I believe PC Connection (PCCC) might be one of those babies. The reasons are multiple; let me enumerate them.

Online seller with low overhead and nice margins

PC Connection is an online seller of information technology products and solutions. PC Connection works on a low overhead, with operating costs below gross margins coming to just 10.5% of revenues, which compares to Amazon.com's (AMZN) 25% in the latest quarter (sources: PCCC 10-Q; AMZN 10-Q).

PC Connection's low overhead allows it to be quite profitable even while competing in the cut-throat market that online selling is. PCCC shows operating margins of 2.7% and net margins of 1.6% in the latest quarter, versus AMZN's 0.8% and 0.1%.
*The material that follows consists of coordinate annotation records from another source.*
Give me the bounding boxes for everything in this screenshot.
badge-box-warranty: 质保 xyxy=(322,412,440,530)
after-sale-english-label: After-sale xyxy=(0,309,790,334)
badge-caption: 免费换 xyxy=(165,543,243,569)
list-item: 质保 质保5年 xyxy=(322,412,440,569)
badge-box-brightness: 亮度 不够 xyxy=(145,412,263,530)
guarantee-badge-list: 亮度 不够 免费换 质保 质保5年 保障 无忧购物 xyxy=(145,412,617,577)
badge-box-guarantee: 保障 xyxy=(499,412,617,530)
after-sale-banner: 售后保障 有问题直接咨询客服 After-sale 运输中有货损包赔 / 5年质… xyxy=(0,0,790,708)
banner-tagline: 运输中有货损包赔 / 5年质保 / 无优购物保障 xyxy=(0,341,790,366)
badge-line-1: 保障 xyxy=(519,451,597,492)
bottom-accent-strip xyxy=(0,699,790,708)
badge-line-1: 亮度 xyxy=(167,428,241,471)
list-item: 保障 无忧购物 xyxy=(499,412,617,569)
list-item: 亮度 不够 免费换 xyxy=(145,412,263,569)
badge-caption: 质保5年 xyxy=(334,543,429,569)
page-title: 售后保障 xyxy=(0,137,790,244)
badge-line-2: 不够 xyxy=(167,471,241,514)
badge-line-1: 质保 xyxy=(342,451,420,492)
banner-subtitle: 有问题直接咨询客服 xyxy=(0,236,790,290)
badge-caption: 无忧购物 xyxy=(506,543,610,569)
Already collects sales taxes

Whereas Amazon.com still has to contend with starting to collect sales taxes, having recently started to do so in Texas (July) and California (September), PCCC was already collecting taxes everywhere. This means that PCCC stands to be favored by other online retailers starting to collect sales taxes. The following is from PCCC's Terms & Conditions:

We collect sales and use taxes for sales shipped to the State(s) of Alabama, Arizona, Arkansas, California, Colorado, Connecticut, District of Columbia, Florida, Georgia, Hawaii, Idaho, Illinois, Indiana, Iowa, Kansas, Kentucky, Louisiana, Maine, Maryland, Massachusetts, Michigan, Minnesota, Mississippi, Missouri, Nebraska, Nevada, New Jersey, New Mexico, New York, North Carolina, North Dakota, Ohio, Oklahoma, Pennsylvania, Rhode Island, South Carolina, South Dakota, Tennessee, Texas, Utah, Virginia, Washington, West Virginia, Wisconsin, and Wyoming. Additional states may be added without notice. We shall not be liable for handling or customs charges for shipments outside the United States.

Cheap as they come

PCCC trades at a price/book of 0.9, a forward 2012 P/E of 8.4, has no long term debt and indeed carries $63.4 million in cash in its books, which is equivalent to 24% of its $263.5 million market capitalization.

Beat earnings, growing

Finally, PCCC has beaten earnings estimates in 3 of the last 4 quarters, is still growing revenues at a decent clip in spite of the PC worries (revenues grew 5.8% last quarter year on year, and are expected to grow 1% in the present quarter). Also, PCCC's earnings estimates have been rather stable, especially when compared to Amazon.com's plunging estimates.

At this point, the estimates don't seem to include any possible positive impact from competitors such as Amazon.com starting to collect sales taxes or from any increase in demand resulting from Windows 8.

Conclusion

All in all, PCCC seems like a decent investment if one can live with the pessimism that the present state of the PC market engenders. It's possible that the company might see upside from competitors starting to collect sales taxes, or from any increase in demand brought about by the launch of Microsoft's Windows 8 - none of this is reflected in the very cheap valuation that this well-performing company trades at.